The Union Buries Its Dead

The Union Buries Its Dead Study Guide

The Union Buries Its Dead” is a story written by Henry Lawson, an Australian writer and poet. It takes place in Bourke, a small town in rural New South Wales, and narrates the burial of a union laborer, who drowned in a river. Lawson wrote “The Union Buries Its Dead” in 1893, but it was first published as part of the collection While the Billy Boils (1896). It is one of his most anthologized short stories, and cemented his status as an author who shaped Australia’s national mythology.

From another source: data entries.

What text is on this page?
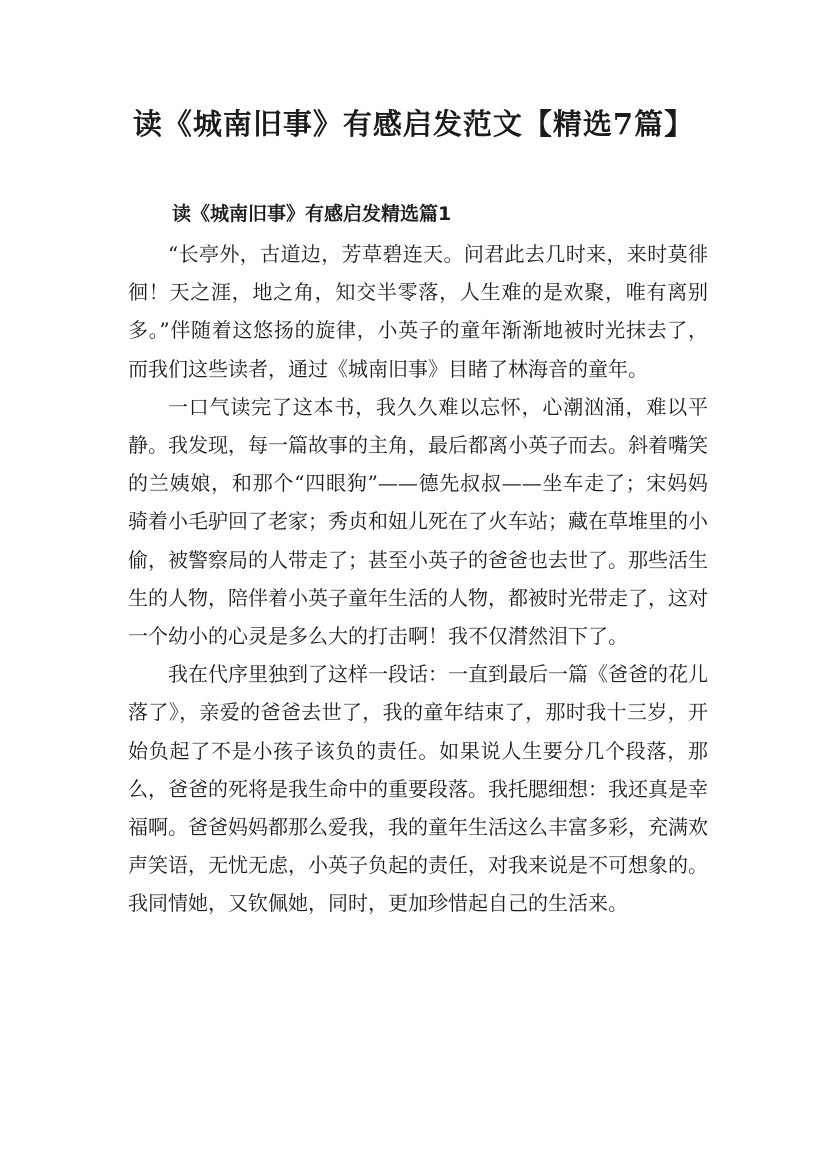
读《城南旧事》有感启发范文【精选7篇】
读《城南旧事》有感启发精选篇1

“长亭外，古道边，芳草碧连天。问君此去几时来，来时莫徘徊！天之涯，地之角，知交半零落，人生难的是欢聚，唯有离别多。”伴随着这悠扬的旋律，小英子的童年渐渐地被时光抹去了，而我们这些读者，通过《城南旧事》目睹了林海音的童年。

一口气读完了这本书，我久久难以忘怀，心潮汹涌，难以平静。我发现，每一篇故事的主角，最后都离小英子而去。斜着嘴笑的兰姨娘，和那个“四眼狗”——德先叔叔——坐车走了；宋妈妈骑着小毛驴回了老家；秀贞和妞儿死在了火车站；藏在草堆里的小偷，被警察局的人带走了；甚至小英子的爸爸也去世了。那些活生生的人物，陪伴着小英子童年生活的人物，都被时光带走了，这对一个幼小的心灵是多么大的打击啊！我不仅潸然泪下了。

我在代序里独到了这样一段话：一直到最后一篇《爸爸的花儿落了》，亲爱的爸爸去世了，我的童年结束了，那时我十三岁，开始负起了不是小孩子该负的责任。如果说人生要分几个段落，那么，爸爸的死将是我生命中的重要段落。我托腮细想：我还真是幸福啊。爸爸妈妈都那么爱我，我的童年生活这么丰富多彩，充满欢声笑语，无忧无虑，小英子负起的责任，对我来说是不可想象的。我同情她，又钦佩她，同时，更加珍惜起自己的生活来。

Lawson primarily wrote realist fiction, and this story is no different. In fact, Lawson later commented that the story is a true account of a funeral he actually observed in Bourke. The story takes place in the heyday of the Australian union movement. It mentions the GSU, the General Labourers' Union, formed just two years before Lawson wrote the story to organize the woolshed workers. Alongside the ASU, the Australian Shearers' Union, who organized New South Wales shearers, it was a radical union. These unions, however, were racked by divisions even among the working class itself, and the story reflects those conflicts.

As a literary text, the story shares many attributes with other "bush yarns," or short stories about life in the Australian outback. Although much of the action itself takes place in a town, rather than the outback itself, the characters Lawson writes are bush archetypes: the drover, the shearer, the pompous pub owner, the drunk, etc. The story, and indeed its genre, depicts a distinctly Australian ethos—masculine and white with an aversion to arrogance, a keen awareness of class distinctions, and a biting sense of humor. It falls within one category of Australian nationalist literature from the 19th century: a dry depiction of the harshness of the Australian bush, similar in its sparse language and tone to the writing of Ernest Hemingway.